Miscellaneous material for your mid-week reading.
- Gary Mason writes that our leaders appear to have learned nothing as we face a third wave of COVID-19. Hasan Sheikh and Munir Sheikh point out how the insistence of right-wing governments in taking ineffective half-measures rather than action which could actually provide some hope to limit the spread of the virus reflects a complete misunderstanding of human behaviour. And Bruce Arthur discusses the consistent toggling back and forth between magical thinking and panic resulting from the initial failure to control the coronavirus.

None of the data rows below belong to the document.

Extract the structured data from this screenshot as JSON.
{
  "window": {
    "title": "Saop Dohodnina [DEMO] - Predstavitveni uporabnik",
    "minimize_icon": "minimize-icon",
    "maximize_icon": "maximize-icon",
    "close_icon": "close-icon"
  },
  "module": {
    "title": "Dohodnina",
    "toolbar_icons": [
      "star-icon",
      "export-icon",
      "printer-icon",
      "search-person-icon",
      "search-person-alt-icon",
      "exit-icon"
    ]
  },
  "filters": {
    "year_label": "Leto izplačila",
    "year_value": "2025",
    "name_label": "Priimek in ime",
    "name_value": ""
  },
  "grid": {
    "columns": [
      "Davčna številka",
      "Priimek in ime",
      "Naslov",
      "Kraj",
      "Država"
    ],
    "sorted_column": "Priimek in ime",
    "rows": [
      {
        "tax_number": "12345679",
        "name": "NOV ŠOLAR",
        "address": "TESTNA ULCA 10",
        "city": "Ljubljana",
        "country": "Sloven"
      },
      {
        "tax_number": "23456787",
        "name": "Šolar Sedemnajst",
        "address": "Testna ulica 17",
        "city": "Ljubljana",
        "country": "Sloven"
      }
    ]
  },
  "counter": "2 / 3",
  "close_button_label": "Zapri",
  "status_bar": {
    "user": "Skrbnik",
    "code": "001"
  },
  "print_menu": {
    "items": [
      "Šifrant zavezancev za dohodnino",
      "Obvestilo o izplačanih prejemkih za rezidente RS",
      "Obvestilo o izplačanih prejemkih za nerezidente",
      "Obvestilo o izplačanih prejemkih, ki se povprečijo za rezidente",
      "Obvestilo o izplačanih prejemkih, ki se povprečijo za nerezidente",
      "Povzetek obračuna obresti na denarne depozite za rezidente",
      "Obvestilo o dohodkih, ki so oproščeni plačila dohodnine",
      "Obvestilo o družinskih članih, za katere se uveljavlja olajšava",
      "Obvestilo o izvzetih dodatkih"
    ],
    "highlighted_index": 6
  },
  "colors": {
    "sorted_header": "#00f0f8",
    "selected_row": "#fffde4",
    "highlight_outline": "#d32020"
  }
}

- Erik Strikwerda discusses how the UCP's regressive, plagiarized and useless curriculum is turning Alberta into a laughingstock. And Francois Biber reports that Scott Moe's punishment for electric vehicle owners - incentivizing air pollution while requiring the owners of cleaner vehicles to pick up the tab for costs being rebated to gas guzzlers - figures to do the same for Saskatchewan.
- The Winnipeg Free Press reports on Brad Wall's comically biased and misleading report to try to turn Manitobans against public power and open it up to be sold off. And Steve Buist, Noor Javed and Emma McIntosh expose how Doug Ford is trying to ram through the construction of a new highway to directly benefit his donors, despite the obvious lack of any public interest justification.
- Alex Ballingall discusses the Cons' attempt to use the language of the working class to induce people to vote for corporate interests. But Tom Parkin notes that while that plan has worked for Republicans in a two-party state, it only figures to boost the NDP in a political system where voters are already well aware of a true labour option.
- Finally, Nora Loreto writes about the white supremacism behind the anti-public health movement in Canada - along with the utter failure of most of the media to connect the two.